“安溪都已經在這里吃完了,你想吃,自己回去了不就是了。”侯御哲雖然心里接受了沈樅淵,但還是忍不住習慣性的嗆他了幾句。
“切,”沈樅淵此時正因為剛剛沈安溪為了他拒絕侯御哲而心里高興著呢,所以也沒有把他的話給放在心里,反而是又催著沈安溪。
沈安溪看著他們兩人的互動,心里忍不住覺得好笑。明明都是兩家大企業的總裁,都是那種與常人不同的天才,怎么碰到一起就變成了跟個小孩子似的,非得在這里吵來吵去?
不過說起來要走的話,倒也是不急。沈安溪心里還是很惦記著她跟侯御哲的關系的,從他剛剛的態度來看,沈安溪大概也只是推斷出來了侯御哲覺得她就是他的妹妹,只不過還沒有找出證據,所以才一直沒有跟她說。
像這樣的證據,一般都需要鑒定的。她不用想也知道就算侯御哲能夠手段通天,查到當初發生的事情,沒有經過醫院的鑒定,他也是不敢把這種事情大大咧咧的說出來的,所以現在還需要他們的dna去進行鑒定。
沈安溪對著沈樅淵微微一笑,算是安撫著他的情緒,然后趁著沈樅淵迷醉在她剛剛的笑容中,連忙趁機對侯御哲說道:“我不知道你是不是我的哥哥,但如果是的話,我會非常開心的。”

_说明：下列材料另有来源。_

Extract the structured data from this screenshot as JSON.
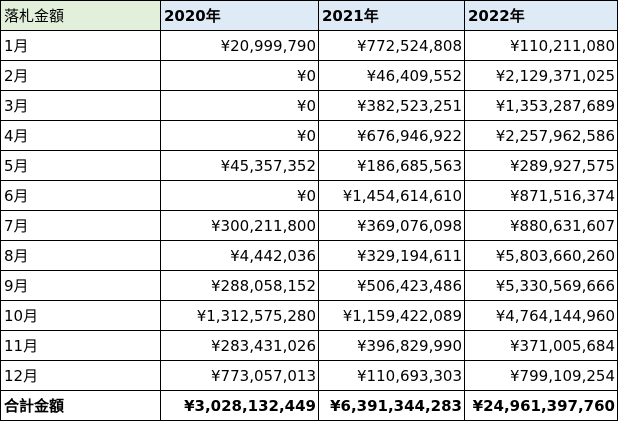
{
  "header": {
    "label": "落札金額",
    "years": [
      "2020年",
      "2021年",
      "2022年"
    ]
  },
  "rows": [
    {
      "month": "1月",
      "values": [
        "¥20,999,790",
        "¥772,524,808",
        "¥110,211,080"
      ]
    },
    {
      "month": "2月",
      "values": [
        "¥0",
        "¥46,409,552",
        "¥2,129,371,025"
      ]
    },
    {
      "month": "3月",
      "values": [
        "¥0",
        "¥382,523,251",
        "¥1,353,287,689"
      ]
    },
    {
      "month": "4月",
      "values": [
        "¥0",
        "¥676,946,922",
        "¥2,257,962,586"
      ]
    },
    {
      "month": "5月",
      "values": [
        "¥45,357,352",
        "¥186,685,563",
        "¥289,927,575"
      ]
    },
    {
      "month": "6月",
      "values": [
        "¥0",
        "¥1,454,614,610",
        "¥871,516,374"
      ]
    },
    {
      "month": "7月",
      "values": [
        "¥300,211,800",
        "¥369,076,098",
        "¥880,631,607"
      ]
    },
    {
      "month": "8月",
      "values": [
        "¥4,442,036",
        "¥329,194,611",
        "¥5,803,660,260"
      ]
    },
    {
      "month": "9月",
      "values": [
        "¥288,058,152",
        "¥506,423,486",
        "¥5,330,569,666"
      ]
    },
    {
      "month": "10月",
      "values": [
        "¥1,312,575,280",
        "¥1,159,422,089",
        "¥4,764,144,960"
      ]
    },
    {
      "month": "11月",
      "values": [
        "¥283,431,026",
        "¥396,829,990",
        "¥371,005,684"
      ]
    },
    {
      "month": "12月",
      "values": [
        "¥773,057,013",
        "¥110,693,303",
        "¥799,109,254"
      ]
    }
  ],
  "total": {
    "label": "合計金額",
    "values": [
      "¥3,028,132,449",
      "¥6,391,344,283",
      "¥24,961,397,760"
    ]
  },
  "colors": {
    "label_header_bg": "#e2efda",
    "year_header_bg": "#deebf7",
    "border": "#000000"
  }
}
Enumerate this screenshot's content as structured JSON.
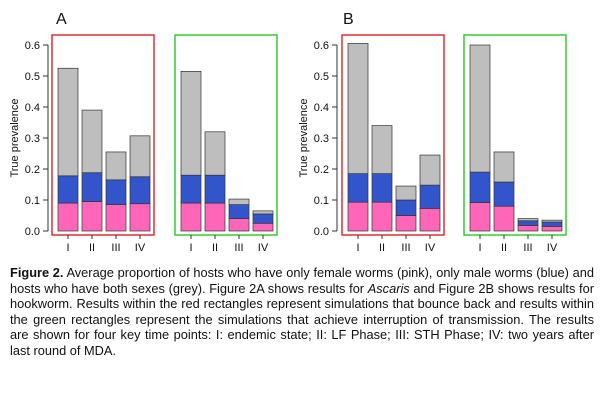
{
  "colors": {
    "female_only": "#ff66b8",
    "male_only": "#3355cc",
    "both_sexes": "#bebebe",
    "bounce_box": "#e03030",
    "interrupt_box": "#33cc33",
    "bar_outline": "#333333",
    "axis": "#333333"
  },
  "chart_data": [
    {
      "panel": "A",
      "type": "bar",
      "stacked": true,
      "ylabel": "True prevalence",
      "ylim": [
        0,
        0.6
      ],
      "yticks": [
        "0.0",
        "0.1",
        "0.2",
        "0.3",
        "0.4",
        "0.5",
        "0.6"
      ],
      "categories": [
        "I",
        "II",
        "III",
        "IV"
      ],
      "groups": [
        {
          "box": "red",
          "segments": {
            "female": [
              0.09,
              0.095,
              0.085,
              0.088
            ],
            "male": [
              0.088,
              0.093,
              0.08,
              0.087
            ],
            "both": [
              0.347,
              0.202,
              0.09,
              0.132
            ]
          }
        },
        {
          "box": "green",
          "segments": {
            "female": [
              0.09,
              0.09,
              0.04,
              0.025
            ],
            "male": [
              0.09,
              0.09,
              0.045,
              0.03
            ],
            "both": [
              0.335,
              0.14,
              0.018,
              0.01
            ]
          }
        }
      ]
    },
    {
      "panel": "B",
      "type": "bar",
      "stacked": true,
      "ylabel": "True prevalence",
      "ylim": [
        0,
        0.6
      ],
      "yticks": [
        "0.0",
        "0.1",
        "0.2",
        "0.3",
        "0.4",
        "0.5",
        "0.6"
      ],
      "categories": [
        "I",
        "II",
        "III",
        "IV"
      ],
      "groups": [
        {
          "box": "red",
          "segments": {
            "female": [
              0.093,
              0.093,
              0.05,
              0.073
            ],
            "male": [
              0.092,
              0.092,
              0.05,
              0.075
            ],
            "both": [
              0.42,
              0.155,
              0.045,
              0.097
            ]
          }
        },
        {
          "box": "green",
          "segments": {
            "female": [
              0.092,
              0.08,
              0.018,
              0.015
            ],
            "male": [
              0.098,
              0.078,
              0.015,
              0.014
            ],
            "both": [
              0.41,
              0.097,
              0.007,
              0.006
            ]
          }
        }
      ]
    }
  ],
  "caption": {
    "label": "Figure 2.",
    "part1": " Average proportion of hosts who have only female worms (pink), only male worms (blue) and hosts who have both sexes (grey). Figure 2A shows results for ",
    "italic": "Ascaris",
    "part2": " and Figure 2B shows results for hookworm. Results within the red rectangles represent simulations that bounce back and results within the green rectangles represent the simulations that achieve interruption of transmission. The results are shown for four key time points: I: endemic state; II: LF Phase; III: STH Phase; IV: two years after last round of MDA."
  }
}
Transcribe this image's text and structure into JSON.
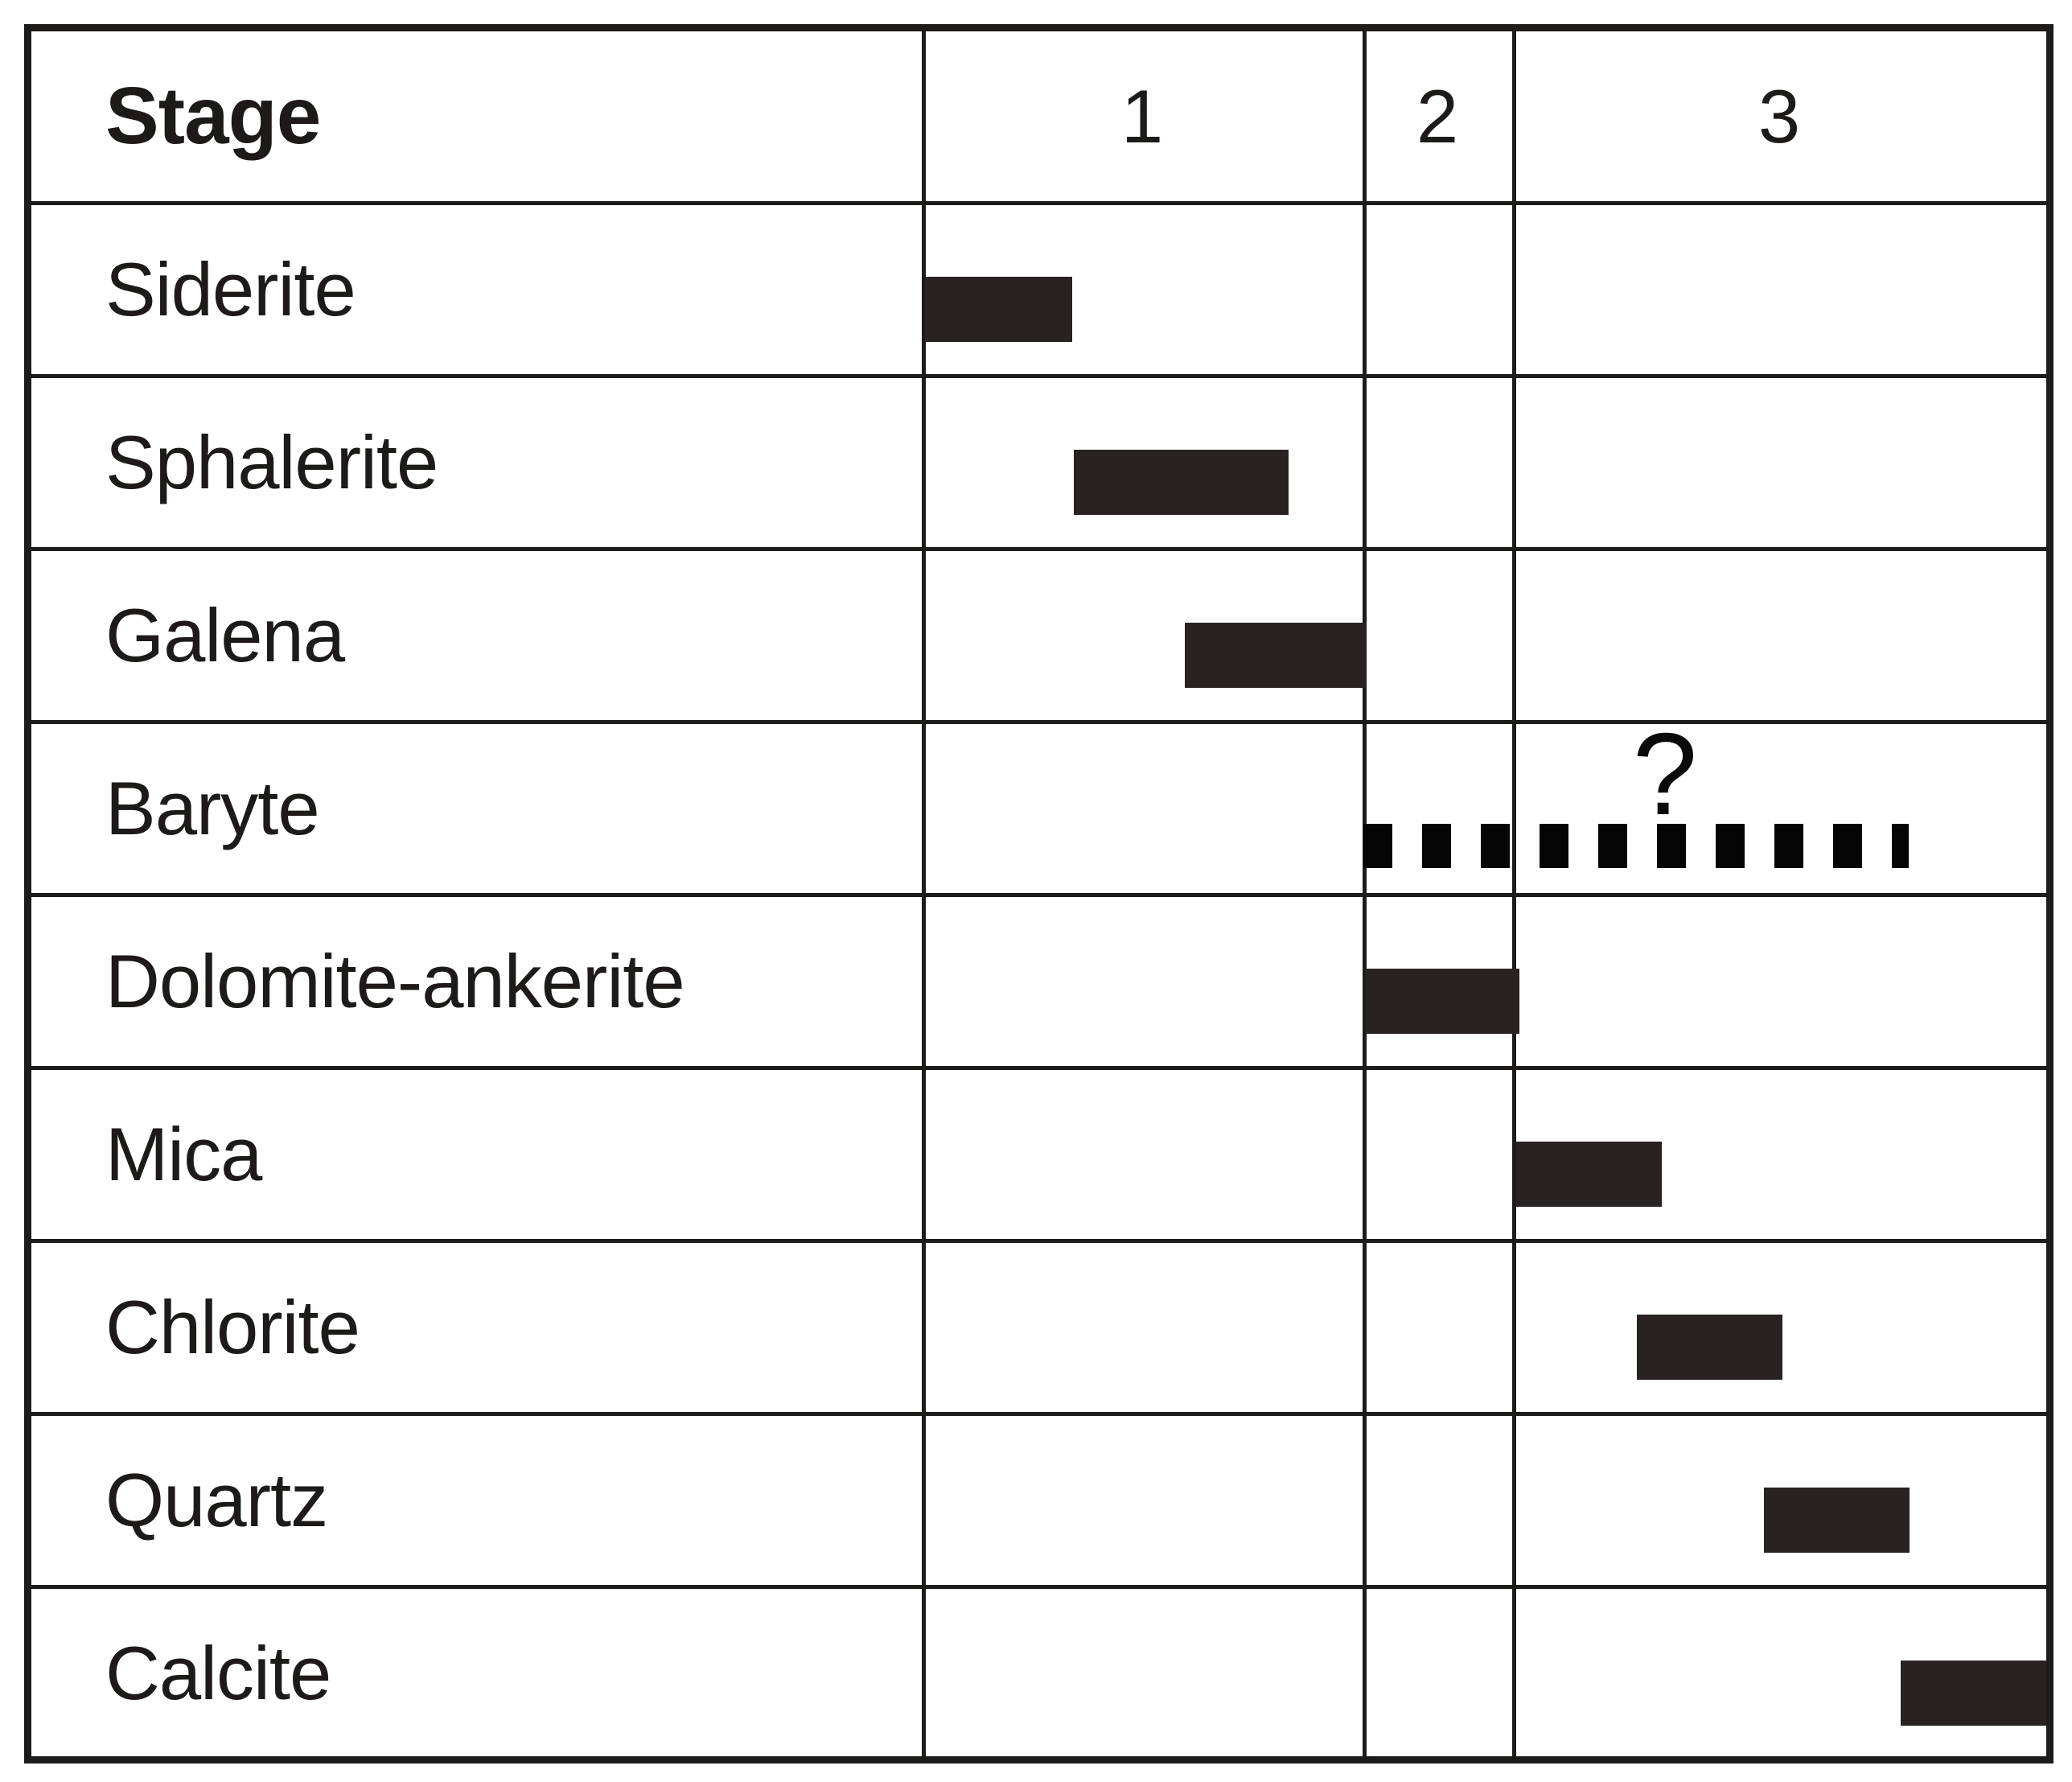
{
  "header": {
    "stage_label": "Stage",
    "columns": [
      "1",
      "2",
      "3"
    ]
  },
  "colors": {
    "background": "#ffffff",
    "grid_line": "#1e1c1b",
    "bar_fill": "#282322",
    "dash_fill": "#050505",
    "text": "#1d1a19"
  },
  "chart_data": {
    "type": "bar",
    "subtype": "paragenetic-sequence-gantt",
    "xlabel": "Stage",
    "stage_tick_labels": [
      "1",
      "2",
      "3"
    ],
    "stage_boundaries_pct": [
      0,
      39.3,
      52.8,
      100
    ],
    "grid": true,
    "minerals": [
      {
        "name": "Siderite",
        "style": "solid",
        "start_pct": 0.0,
        "end_pct": 13.1,
        "stages_covered": [
          "1"
        ]
      },
      {
        "name": "Sphalerite",
        "style": "solid",
        "start_pct": 13.3,
        "end_pct": 32.4,
        "stages_covered": [
          "1"
        ]
      },
      {
        "name": "Galena",
        "style": "solid",
        "start_pct": 23.2,
        "end_pct": 39.3,
        "stages_covered": [
          "1"
        ]
      },
      {
        "name": "Baryte",
        "style": "dashed",
        "start_pct": 39.1,
        "end_pct": 87.7,
        "stages_covered": [
          "2",
          "3"
        ],
        "uncertain": true,
        "query_label": "?",
        "query_pct": 66.0
      },
      {
        "name": "Dolomite-ankerite",
        "style": "solid",
        "start_pct": 39.3,
        "end_pct": 53.0,
        "stages_covered": [
          "2"
        ]
      },
      {
        "name": "Mica",
        "style": "solid",
        "start_pct": 52.7,
        "end_pct": 65.7,
        "stages_covered": [
          "3"
        ]
      },
      {
        "name": "Chlorite",
        "style": "solid",
        "start_pct": 63.5,
        "end_pct": 76.5,
        "stages_covered": [
          "3"
        ]
      },
      {
        "name": "Quartz",
        "style": "solid",
        "start_pct": 74.8,
        "end_pct": 87.8,
        "stages_covered": [
          "3"
        ]
      },
      {
        "name": "Calcite",
        "style": "solid",
        "start_pct": 87.0,
        "end_pct": 100.0,
        "stages_covered": [
          "3"
        ]
      }
    ]
  }
}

侯御哲一愣,沒有想到她會直接說出來,卡了半天才有些支支吾吾的說道:“……我,我也是……”
沈安溪看著完全沒有平時腹黑精英樣子的侯御哲,心里也是沒由得一暖,笑著說道:“要是這樣的話,你是不是還需要我的dna來進行鑒定呢?”
“是的,”侯御哲不愧是人人稱道的天才,很快就從剛剛的狀態中恢復了過來,微微笑著說道,“我也算是猜到了你的想法了。”
沈安溪朝著他默契地一笑,然后從自己的長發中隨意的抽出來一根,伸手遞給他,笑著說道:“如果有結果了,不管是不是,請你都要通知我。”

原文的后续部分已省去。